"No, I never did," shuddered the lady; "and I'm not sure that I'd want to," she finished decisively, as she turned away.

The new horse proved to be a fiery little bay mustang, and the fight began from the first moment that the noose settled about his untamed little neck. As Tilly told of the affair in the Chronicles of the Hexagon Club, it was like this:

"We saw a broncho busted this afternoon. Reddy busted it, and he was splendid. Mercy! I shall never think anything my old Beauty does is bad again. Beauty is a snail and a saint beside this jumping, plunging, squealing creature that never by any chance was on his feet properly—except when he came down hard on all four of them at once with his back humped right up in the middle in a perfectly frightful fashion—and I suppose that wasn't 'properly.' Anyhow, I shouldn't have thought it was, if I had had to try to sit on that hump!

"But that wasn't the only thing that he did. Dear me, no! He danced, and rolled, and seesawed up and down—'pitching,' Mr. Hartley called it. And I'm sure it looked like it. First he'd try standing on his two fore feet, then he'd give them a rest, and take the other two. And sometimes he couldn't seem to make up his mind which he wanted to use, or which way he wanted to turn, and he'd change about right up in the air so he'd come down facing the other way. My, he was the most uncertain creature!

"It didn't seem to make a mite of difference where the horse was, or what he did with his feet, though. Reddy was right there every time, and all ready, too. (Yes, I know a pun is the lowest order of wit. But I don't care. I couldn't help it, anyway—it was such a ready one!) There he sat, so loose and easy, too, with his quirt (that's a whip), and it looked sometimes just as if he wasn't half trying—that he didn't need to. But I'm sure he was trying. Anyhow, I know I couldn't have stayed on that horse five minutes; and I don't believe even Genevieve could. (I said that to Mr. Tim Nolan, and he laughed so hard I thought I'd put it in here, and let somebody else laugh.)

"Of course every one of us was awfully excited, and the boys kept shouting and cheering, and yelling 'Stay with him!' and telling him not to 'go to leather'—whatever that may mean! And Reddy did stay. He stayed till the little horse got tired out; then he got off, and led the horse away, and some of the other boys went through a good deal the same sort of thing with other horses, only these had all been partly broken before, they told us. But, mercy, they were bad enough, anyhow, I thought, to have been brand-new. Reddy did another one, too, and this time he put silver half-dollars under his feet in the stirrups: And when the little beast—the horse, I mean, not Reddy—got through his antics, there the half-dollars were, still there in the same old place. How the boys did yell and cheer then!

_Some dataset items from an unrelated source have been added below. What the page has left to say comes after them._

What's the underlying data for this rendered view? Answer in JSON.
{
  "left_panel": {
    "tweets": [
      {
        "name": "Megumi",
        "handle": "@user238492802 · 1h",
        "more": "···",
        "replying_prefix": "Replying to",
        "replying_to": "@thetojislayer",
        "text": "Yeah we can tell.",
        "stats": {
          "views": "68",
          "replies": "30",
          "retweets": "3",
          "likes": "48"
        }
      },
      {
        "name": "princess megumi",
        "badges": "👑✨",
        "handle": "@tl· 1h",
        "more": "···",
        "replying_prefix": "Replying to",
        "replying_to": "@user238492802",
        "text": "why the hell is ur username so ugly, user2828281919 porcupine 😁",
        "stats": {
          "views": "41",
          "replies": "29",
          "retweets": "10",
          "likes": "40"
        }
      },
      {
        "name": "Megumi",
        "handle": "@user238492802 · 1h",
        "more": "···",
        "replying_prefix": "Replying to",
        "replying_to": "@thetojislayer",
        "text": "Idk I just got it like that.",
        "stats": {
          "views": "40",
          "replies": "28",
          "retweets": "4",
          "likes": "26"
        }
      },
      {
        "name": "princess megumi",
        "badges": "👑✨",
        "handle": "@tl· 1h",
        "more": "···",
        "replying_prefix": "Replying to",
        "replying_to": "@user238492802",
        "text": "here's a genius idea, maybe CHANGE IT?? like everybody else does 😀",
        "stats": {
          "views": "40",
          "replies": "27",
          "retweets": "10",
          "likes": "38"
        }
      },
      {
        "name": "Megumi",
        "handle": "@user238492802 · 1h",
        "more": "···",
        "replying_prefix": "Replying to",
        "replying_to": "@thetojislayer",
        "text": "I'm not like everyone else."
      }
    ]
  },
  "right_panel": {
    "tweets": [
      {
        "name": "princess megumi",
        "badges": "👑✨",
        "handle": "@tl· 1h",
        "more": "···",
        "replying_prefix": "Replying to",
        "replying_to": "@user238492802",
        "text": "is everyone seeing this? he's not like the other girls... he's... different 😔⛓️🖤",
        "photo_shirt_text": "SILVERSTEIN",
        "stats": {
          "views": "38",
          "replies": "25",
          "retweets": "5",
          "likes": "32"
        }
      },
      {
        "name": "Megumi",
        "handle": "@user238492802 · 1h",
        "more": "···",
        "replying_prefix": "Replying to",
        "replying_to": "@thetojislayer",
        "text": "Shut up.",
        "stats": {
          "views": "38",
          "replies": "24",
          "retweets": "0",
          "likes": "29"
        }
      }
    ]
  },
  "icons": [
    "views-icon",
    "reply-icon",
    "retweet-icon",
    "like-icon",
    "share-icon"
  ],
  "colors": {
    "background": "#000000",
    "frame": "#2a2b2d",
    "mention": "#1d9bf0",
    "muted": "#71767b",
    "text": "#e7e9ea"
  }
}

"After that, they all just 'showed off' for us, throwing their ropes over anything and everything, and playing like a crowd of little boys on a picnic, only Mr. Hartley said they were doing some 'mighty fine roping' with it all. Their ropes are mostly about forty feet long, and it looked as if they just slung them any old way; but I know they don't, for afterward, just before we went in to supper, Reddy let me take his rope, and I tried to throw it. I aimed for a post a little way ahead of me, but I got Pedro, the Mexican cowboy, behind me, right 'in the neck,' as Mr. Tim said. Pedro grinned, and of course everybody else laughed horribly.

"And thus endeth the account of how the bronchos were busted. (P.S. I hope whoever reads the above will own up that for once Tilly Mack got some sense into her part. So there!) I forgot to say we took a nap after dinner. Everybody does here. 'Siestas' they call them, Genevieve says."